Environmentalist Laurie David, producer of the award-winning documentary An Inconvenient Truth, has a new mission: Protecting that endangered ritual known as the family dinner.

What converted you to the cause?I was sitting in the kitchen with my two teen daughters one night, after my divorce [from Curb Your Enthusiasm's Larry David]. Dessert was long gone, but there we were, talking on and on about politics, school, mean girls. In my mind I floated above the table, looked down and thought, "OMG, I've actually done something right as a parent!" It was an epiphany.

And a new tradition was born... Reborn, actually. We had sit-down suppers when I was kid, but I barely remember one that didn't end with someone crying. I was determined to make it a sacred, stress-free time for my family and started doing that early on. When I got involved with global warming, it was the first thing to go, but we eventually got back on track. Even now Larry comes over about once a week.
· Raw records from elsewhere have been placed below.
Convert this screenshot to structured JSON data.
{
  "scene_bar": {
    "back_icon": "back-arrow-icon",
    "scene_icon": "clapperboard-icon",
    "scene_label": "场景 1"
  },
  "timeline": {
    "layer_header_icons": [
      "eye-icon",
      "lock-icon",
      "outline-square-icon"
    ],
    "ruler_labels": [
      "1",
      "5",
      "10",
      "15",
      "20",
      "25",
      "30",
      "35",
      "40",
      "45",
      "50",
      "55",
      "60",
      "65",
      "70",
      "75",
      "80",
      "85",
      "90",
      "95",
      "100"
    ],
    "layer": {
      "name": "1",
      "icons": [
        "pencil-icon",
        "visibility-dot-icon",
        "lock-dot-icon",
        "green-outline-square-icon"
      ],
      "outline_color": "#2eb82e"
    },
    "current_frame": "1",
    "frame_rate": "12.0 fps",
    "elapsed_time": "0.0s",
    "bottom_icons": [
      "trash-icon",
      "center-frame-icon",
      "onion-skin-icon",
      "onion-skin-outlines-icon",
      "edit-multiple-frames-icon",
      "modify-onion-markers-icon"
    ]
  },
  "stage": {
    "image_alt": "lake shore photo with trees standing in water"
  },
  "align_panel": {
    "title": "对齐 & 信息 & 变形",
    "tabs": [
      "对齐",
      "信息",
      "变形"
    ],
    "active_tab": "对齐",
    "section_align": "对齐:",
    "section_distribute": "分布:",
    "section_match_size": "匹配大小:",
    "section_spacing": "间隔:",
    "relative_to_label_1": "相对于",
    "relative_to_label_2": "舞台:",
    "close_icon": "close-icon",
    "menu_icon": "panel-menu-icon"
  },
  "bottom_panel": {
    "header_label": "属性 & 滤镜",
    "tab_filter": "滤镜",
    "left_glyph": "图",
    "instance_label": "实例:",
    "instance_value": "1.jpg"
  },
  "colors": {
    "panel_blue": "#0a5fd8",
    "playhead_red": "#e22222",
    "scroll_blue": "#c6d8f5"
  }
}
I credit the ritual with keeping us connected through good times and bad. That's what all the experts say. I didn't know about the research until I started writing my book, The Family Dinner: Great Ways to Connect with Your Kids, One Meal at a Time (Grand Central Life & Style). I was floored to learn that children who eat with their families are less likely to abuse drugs and more likely to get A's and B's, and have better relationships. It makes sense. If we don't sit at the table together, what else are we doing at the same time, other than sleeping?

Any advice for working moms?It's not about food, it's about bonding with your kids. Forget the roast and three sides—cook breakfast for dinner! Make extra so you'll have leftovers. Order in. At our house, if it's Sunday it must be Chinese takeout. And yes, we eat right out of the cartons.